I want to encourage us to pray, though, for those who oppose us, for those who oppose you, to pray for their conversion. Because if we think about it, we need to not pray for anything less than what God has done for you and for me. The mercy and grace that God offers to all has been given to you and to me. And so one of the ways we can express gratitude is to bring ourselves to pray for conversion. Another thing that we can pray for our enemies is to pray that whatever evil they are doing does not continue, that it gets stopped in its tracks.

And God can use any number of ways to do that. So you’re not simply praying against the person, you’re praying against their evil acts. You’re praying against their unrighteous ways, which is a way to take this loving your enemy and praying for them, because it’s not only harming other people, what they’re doing, but it’s harming themselves and their own relationship and experience with God. So pray that the evil that they do that is taking place, that it would be stopped in its tracks. Pray for protection of the innocent and those who are vulnerable and who are receiving perhaps the evil that this person is doing, whether consciously or not, pray that that would stop and that this person would be held to account.

And that leads to the third thing that you can pray for your enemy. And this is sort of the last resort, but that is to pray for God’s will to be done in terms of justice and judgment. Now, when I say that that’s not a gloating kind of a prayer, that’s not a, okay, stick it to him, God. It’s a recognition that some people’s hearts are so hardened and so cold that they need to experience a bit of god’s discipline and judgment in a way that where he removes his restraint, perhaps, and he does whatever he needs to, to communicate to somebody. And that can be something like confusion among other leaders that are counseling with this person.
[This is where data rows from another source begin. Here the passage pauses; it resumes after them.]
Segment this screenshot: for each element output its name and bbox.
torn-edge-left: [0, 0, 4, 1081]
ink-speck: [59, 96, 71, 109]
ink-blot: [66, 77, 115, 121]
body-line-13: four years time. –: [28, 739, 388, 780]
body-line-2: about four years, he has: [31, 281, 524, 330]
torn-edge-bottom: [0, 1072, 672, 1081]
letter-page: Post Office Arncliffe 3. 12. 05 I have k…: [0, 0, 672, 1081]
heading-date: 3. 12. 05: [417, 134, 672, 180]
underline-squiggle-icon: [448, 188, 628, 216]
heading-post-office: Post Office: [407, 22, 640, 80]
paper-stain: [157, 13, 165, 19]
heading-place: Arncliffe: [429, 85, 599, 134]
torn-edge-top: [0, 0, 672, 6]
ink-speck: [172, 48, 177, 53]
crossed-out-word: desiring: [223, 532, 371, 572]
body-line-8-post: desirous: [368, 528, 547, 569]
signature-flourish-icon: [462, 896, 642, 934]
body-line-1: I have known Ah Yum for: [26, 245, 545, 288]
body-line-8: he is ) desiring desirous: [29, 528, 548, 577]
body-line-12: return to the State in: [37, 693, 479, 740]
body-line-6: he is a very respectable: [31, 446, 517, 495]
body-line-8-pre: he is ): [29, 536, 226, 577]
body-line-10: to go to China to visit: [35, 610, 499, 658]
Or it might even be God removing a person from power in whatever way that might look like. Again, we are entrusting all of this to God as we’re praying for our enemies. But those are three practical things that we can do as we think about. Not just this nameless, faceless person. But I would imagine, as I mentioned, enemy.

An image comes to your mind, maybe multiple images. And we want to put feet to our recognition of praying for our enemies and loving those who persecute us. So again, I encourage you to go back and listen to the sermon if you happen to miss it. I know that I need to remind myself of these things in the days to come, but thanks so much for joining us today.